Am ...12.2010 wurde im Fernsehen über das Betrugsmodell der A
berichtet. Auf einen Antrag vom 30.12.2010 wurde am 1.3.2011 das
Insolvenzverfahren über das Vermögen der A
eröffnet.
|
|
|
9
|
Das Landgericht (LG)
Nürnberg-Fürth sprach elf Angeklagte, die im Bereich der
A-Firmengruppe tätig waren, in 88 Fällen des gewerbs- und
bandenmäßigen Betrugs für schuldig (Urteil vom
27.2.2014 12 KLs 507 Js 1612/10). Das Urteil beginnt mit folgenden
Ausführungen (vgl.

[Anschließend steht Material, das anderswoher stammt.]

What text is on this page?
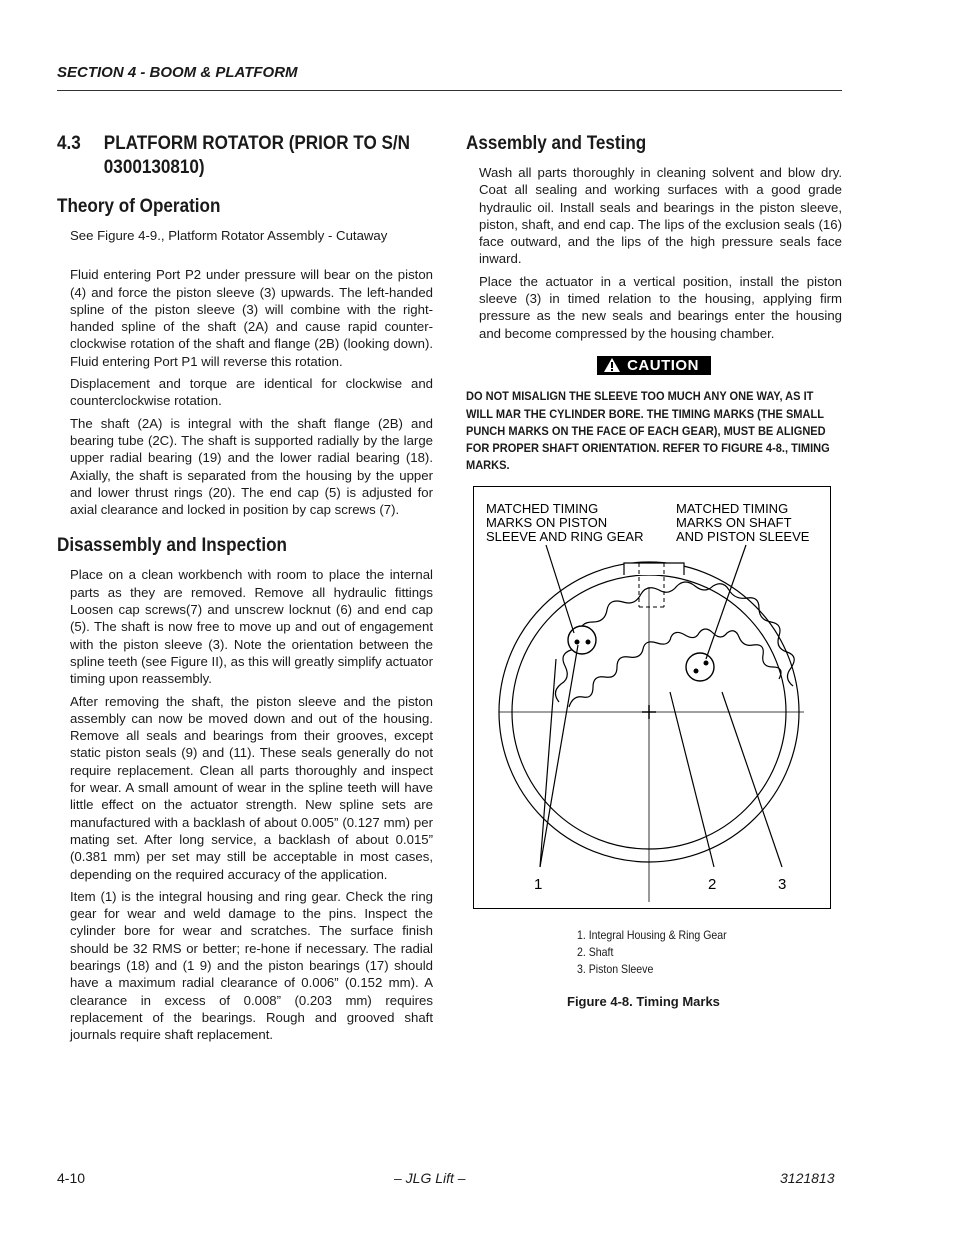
SECTION 4 - BOOM & PLATFORM
4.3	PLATFORM ROTATOR (PRIOR TO S/N 0300130810)
Theory of Operation

See Figure 4-9., Platform Rotator Assembly - Cutaway

Fluid entering Port P2 under pressure will bear on the piston (4) and force the piston sleeve (3) upwards. The left-handed spline of the piston sleeve (3) will combine with the right- handed spline of the shaft (2A) and cause rapid counter-clockwise rotation of the shaft and flange (2B) (looking down). Fluid entering Port P1 will reverse this rotation.

Displacement and torque are identical for clockwise and counterclockwise rotation.

The shaft (2A) is integral with the shaft flange (2B) and bearing tube (2C). The shaft is supported radially by the large upper radial bearing (19) and the lower radial bearing (18). Axially, the shaft is separated from the housing by the upper and lower thrust rings (20). The end cap (5) is adjusted for axial clearance and locked in position by cap screws (7).

Disassembly and Inspection

Place on a clean workbench with room to place the internal parts as they are removed. Remove all hydraulic fittings Loosen cap screws(7) and unscrew locknut (6) and end cap (5). The shaft is now free to move up and out of engagement with the piston sleeve (3). Note the orientation between the spline teeth (see Figure II), as this will greatly simplify actuator timing upon reassembly.

After removing the shaft, the piston sleeve and the piston assembly can now be moved down and out of the housing. Remove all seals and bearings from their grooves, except static piston seals (9) and (11). These seals generally do not require replacement. Clean all parts thoroughly and inspect for wear. A small amount of wear in the spline teeth will have little effect on the actuator strength. New spline sets are manufactured with a backlash of about 0.005” (0.127 mm) per mating set. After long service, a backlash of about 0.015” (0.381 mm) per set may still be acceptable in most cases, depending on the required accuracy of the application.

Item (1) is the integral housing and ring gear. Check the ring gear for wear and weld damage to the pins. Inspect the cylinder bore for wear and scratches. The surface finish should be 32 RMS or better; re-hone if necessary. The radial bearings (18) and (1 9) and the piston bearings (17) should have a maximum radial clearance of 0.006” (0.152 mm). A clearance in excess of 0.008” (0.203 mm) requires replacement of the bearings. Rough and grooved shaft journals require shaft replacement.

Assembly and Testing

Wash all parts thoroughly in cleaning solvent and blow dry. Coat all sealing and working surfaces with a good grade hydraulic oil. Install seals and bearings in the piston sleeve, piston, shaft, and end cap. The lips of the exclusion seals (16) face outward, and the lips of the high pressure seals face inward.

Place the actuator in a vertical position, install the piston sleeve (3) in timed relation to the housing, applying firm pressure as the new seals and bearings enter the housing and become compressed by the housing chamber.

CAUTION
DO NOT MISALIGN THE SLEEVE TOO MUCH ANY ONE WAY, AS IT WILL MAR THE CYLINDER BORE. THE TIMING MARKS (THE SMALL PUNCH MARKS ON THE FACE OF EACH GEAR), MUST BE ALIGNED FOR PROPER SHAFT ORIENTATION. REFER TO FIGURE 4-8., TIMING MARKS.
MATCHED TIMING
MARKS ON PISTON
SLEEVE AND RING GEAR
MATCHED TIMING
MARKS ON SHAFT
AND PISTON SLEEVE
1	2	3
1. Integral Housing & Ring Gear
2. Shaft
3. Piston Sleeve
Figure 4-8. Timing Marks
4-10	– JLG Lift –	3121813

Sächsisches Finanzgericht - FG -,
Urteil vom 17.6.2015 2 K 325/15, EFG 2015, 1652 = SIS 15 19 83, Rz
8 f.): „Die Angeklagten verkauften ab Anfang 2010 mit
Rapsöl betriebene Blockheizkraftwerke, die auf Grund eines
angeblich äußerst niedrigen Verbrauchs auf Dauer extrem
rentabel sein sollten. Die Angeklagten, die zuvor überwiegend
im Strukturvertrieb tätig waren und keine Erfahrungen mit der
Herstellung und dem Betrieb von Blockheizkraftwerken hatten, nahmen
billigend in Kauf, dass es nicht möglich sein würde,
Blockheizkraftwerke mit den zugesagten Eigenschaften, insbesondere
dem wissenschaftlich nicht erklärbaren Verbrauch,
herzustellen. Sie nahmen daher billigend in Kauf, dass die
Käufer der Blockheizkraftwerke, die jeweils Vorkasse leisten
mussten, keine adäquate Gegenleistung erhalten.“ Das
Urteil des LG ist rechtskräftig (vgl. Beschluss des
Bundesgerichtshofs vom 11.6.2015 1 StR 590/14, Neue Zeitschrift
für Strafrecht - Rechtsprechungs-Report 2015, 379).
|
|
|
10
|
Das FA stimmte der
Umsatzsteuer-Jahreserklärung für 2010 (Streitjahr) vom
29.7.2011, in der der Kläger steuerpflichtige Umsätze in
Höhe von 3.600 EUR angab und Vorsteuern in Höhe von 5.700
EUR aus der Vorauszahlung für das Blockheizkraftwerk geltend
machte, nicht zu. Es setzte wegen in Rechnungen unrichtig oder
unberechtigt ausgewiesener Steuerbeträge (3 x 228 EUR) die
Umsatzsteuer für das Streitjahr mit Umsatzsteuerbescheid vom
21.9.2011 auf 684 EUR fest und ließ den Vorsteuerabzug aus
der an A geleisteten Anzahlung nicht zu.
|
|
|
11
|
Der vom Kläger hiergegen eingelegte
Einspruch hatte keinen Erfolg (Einspruchsentscheidung vom
6.8.2012).
|
|
|
12
|
Das FG Baden-Württemberg gab der Klage
statt (Urteil vom 19.9.2014 9 K 2914/12 = SIS 15 07 32).
|
|
|
13
|
Zur Begründung führte es im
Wesentlichen aus, dem Kläger, der als Unternehmer anzusehen
sei, stehe der geltend gemachte Vorsteuerabzug zu.
|
|
|
14
|
Das FG war davon überzeugt, dass zwar
A bereits bei Ausstellung der Rechnung vom 28.8.2010 nicht
beabsichtigt habe, das geschuldete Blockheizkraftwerk zu liefern.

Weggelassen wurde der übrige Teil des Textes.